Our centre makes use of time-lapse technology allowing us to continuously view embryo development in real-time, which is incredibly gratifying for couples undergoing assisted reproduction treatment.
Everything’s ready for the transfer
The couple has let us know that they are ready and rested. They won’t need a consultation this time. Sarah only had to go for some blood tests to check a few hormone levels.
“We are really excited and we know we’re close to the moment of truth now”, explains Joe. “We’ve also felt very well supported over the course of these months, because both the Dexeus Mujer Egg Donation Programme team and the International Patient Service have constantly informed us of each step taken, and kept us completely up to date. If we had any queries or e-mailed them, they got back to us straight away”, adds Sarah.

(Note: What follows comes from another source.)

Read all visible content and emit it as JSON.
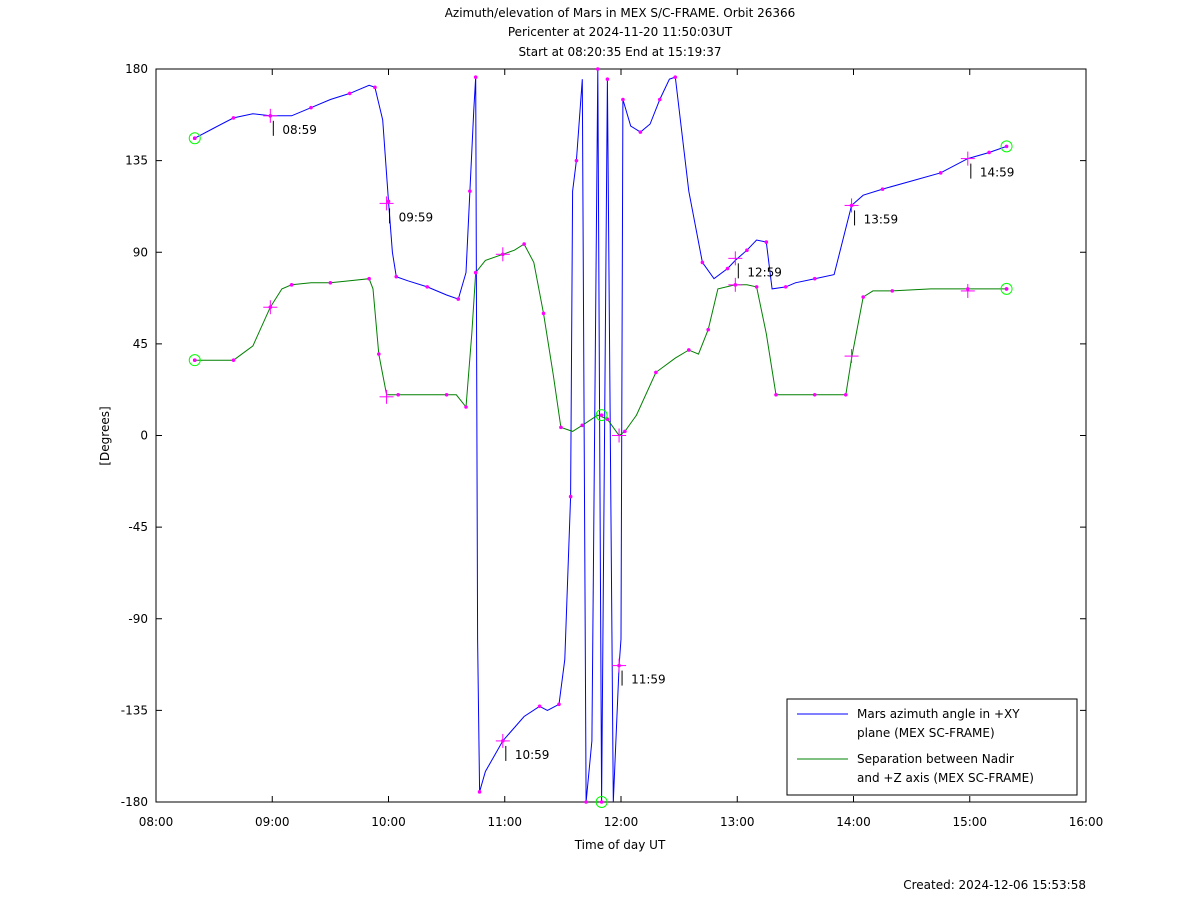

Dr. Iñaki González Foruria, the doctor overseeing their reproductive treatment, explained to the couple how the embryo develops and how its progress is monitored. “He also explained the steps to be taken after the transfer, whether I fall pregnant or not”, adds Sarah.

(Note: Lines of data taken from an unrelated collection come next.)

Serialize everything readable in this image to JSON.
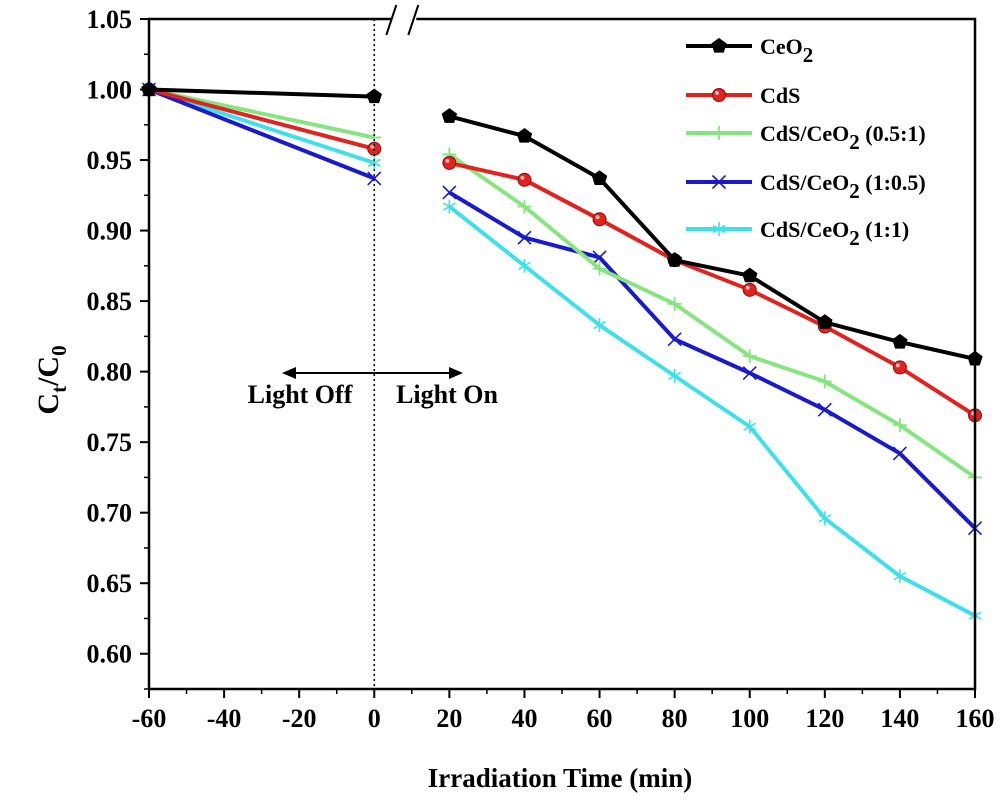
{
  "chart_data": {
    "type": "line",
    "xlabel": "Irradiation Time (min)",
    "ylabel": {
      "base": "C",
      "sub": "t",
      "sep": "/",
      "base2": "C",
      "sub2": "0"
    },
    "xlim": [
      -60,
      160
    ],
    "ylim": [
      0.575,
      1.05
    ],
    "xticks": [
      -60,
      -40,
      -20,
      0,
      20,
      40,
      60,
      80,
      100,
      120,
      140,
      160
    ],
    "yticks": [
      "0.60",
      "0.65",
      "0.70",
      "0.75",
      "0.80",
      "0.85",
      "0.90",
      "0.95",
      "1.00",
      "1.05"
    ],
    "axis_break_at_x": 8,
    "annotations": {
      "left": "Light Off",
      "right": "Light On"
    },
    "series": [
      {
        "name": "CeO2",
        "label_main": "CeO",
        "label_sub": "2",
        "label_tail": "",
        "color": "#000000",
        "marker": "pentagon",
        "segments": [
          [
            [
              -60,
              1.0
            ],
            [
              0,
              0.995
            ]
          ],
          [
            [
              20,
              0.981
            ],
            [
              40,
              0.967
            ],
            [
              60,
              0.937
            ],
            [
              80,
              0.879
            ],
            [
              100,
              0.868
            ],
            [
              120,
              0.835
            ],
            [
              140,
              0.821
            ],
            [
              160,
              0.809
            ]
          ]
        ]
      },
      {
        "name": "CdS",
        "label_main": "CdS",
        "label_sub": "",
        "label_tail": "",
        "color": "#e0231f",
        "marker": "circle",
        "segments": [
          [
            [
              -60,
              1.0
            ],
            [
              0,
              0.958
            ]
          ],
          [
            [
              20,
              0.948
            ],
            [
              40,
              0.936
            ],
            [
              60,
              0.908
            ],
            [
              80,
              0.879
            ],
            [
              100,
              0.858
            ],
            [
              120,
              0.832
            ],
            [
              140,
              0.803
            ],
            [
              160,
              0.769
            ]
          ]
        ]
      },
      {
        "name": "CdS/CeO2 (0.5:1)",
        "label_main": "CdS/CeO",
        "label_sub": "2",
        "label_tail": " (0.5:1)",
        "color": "#86e57f",
        "marker": "plus",
        "segments": [
          [
            [
              -60,
              1.0
            ],
            [
              0,
              0.966
            ]
          ],
          [
            [
              20,
              0.954
            ],
            [
              40,
              0.917
            ],
            [
              60,
              0.873
            ],
            [
              80,
              0.848
            ],
            [
              100,
              0.811
            ],
            [
              120,
              0.793
            ],
            [
              140,
              0.762
            ],
            [
              160,
              0.725
            ]
          ]
        ]
      },
      {
        "name": "CdS/CeO2 (1:0.5)",
        "label_main": "CdS/CeO",
        "label_sub": "2",
        "label_tail": " (1:0.5)",
        "color": "#1a1acd",
        "marker": "x",
        "segments": [
          [
            [
              -60,
              1.0
            ],
            [
              0,
              0.937
            ]
          ],
          [
            [
              20,
              0.927
            ],
            [
              40,
              0.895
            ],
            [
              60,
              0.881
            ],
            [
              80,
              0.823
            ],
            [
              100,
              0.799
            ],
            [
              120,
              0.773
            ],
            [
              140,
              0.742
            ],
            [
              160,
              0.689
            ]
          ]
        ]
      },
      {
        "name": "CdS/CeO2 (1:1)",
        "label_main": "CdS/CeO",
        "label_sub": "2",
        "label_tail": " (1:1)",
        "color": "#3fe0ec",
        "marker": "asterisk",
        "segments": [
          [
            [
              -60,
              1.0
            ],
            [
              0,
              0.948
            ]
          ],
          [
            [
              20,
              0.917
            ],
            [
              40,
              0.875
            ],
            [
              60,
              0.833
            ],
            [
              80,
              0.797
            ],
            [
              100,
              0.761
            ],
            [
              120,
              0.696
            ],
            [
              140,
              0.655
            ],
            [
              160,
              0.627
            ]
          ]
        ]
      }
    ],
    "grid": false,
    "legend": "top-right"
  }
}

Currently only one embryo is transferred and the rest are frozen, both to avoid the risks associated with multiple pregnancies, particularly in older women, and due to the techniques available which allow for the selection of embryos with the highest potential for development, as well as to keep the rest in optimal conditions, since they can be frozen and stored indefinitely at -196 °C. No anaesthesia or special preparation is required for embryo transfer.
All being well, after the transfer, Sarah can get back to her usual routine. To confirm whether she has fallen pregnant, approximately 10 days later, a blood test is needed to detect the presence and levels of the hormone ßHCG (human chorionic gonadotropin) in her blood.
ßHCG secretion begins when the embryo has implanted since it is the embryo that releases it. Its function is to promote the development of the pregnancy and form the placenta, and its concentration increases progressively with the progression of the pregnancy (until the third trimester, when its levels stabilise).
During the first weeks of pregnancy, the level doubles every 48-72 hours, hence it is better to wait a while before measuring and interpreting the results. It is considered positive when it exceeds 5 mIU/ml on the blood test. But levels are very variable over the first few days and can range from 15 to 1,000 IU/ml. Generally, 12-14 days post-implantation, we would expect a Beta level around 50 mIU/ml. In this way, if the result is positive but low, we repeat the test after 48 hrs. Urine testing is much less sensitive, so we tend to use the blood test so as not to prolong the waiting time.
And then what?
If the Beta is positive, Sarah and Joe will not have to come back to Barcelona. They can continue their pregnancy in Brighton. Usually, the first ultrasound is carried out after 6 weeks’ pregnancy. It allows the gestational sac to be viewed and the baby’s heartbeat to be heard. If the embryo does not implant, a further transfer will be necessary. But it will be up to the doctor to determine the right time.
It will probably be necessary to wait at least a month and a bit to perform the procedure. Sarah will have to stop using the oestrogen and progesterone patches and wait for her menstrual cycle to become regular again. When she has the first natural menstruation, she can re-start the hormone treatment with a view to once again prepare her uterus to receive the embryo. We can’t wait to hear their news.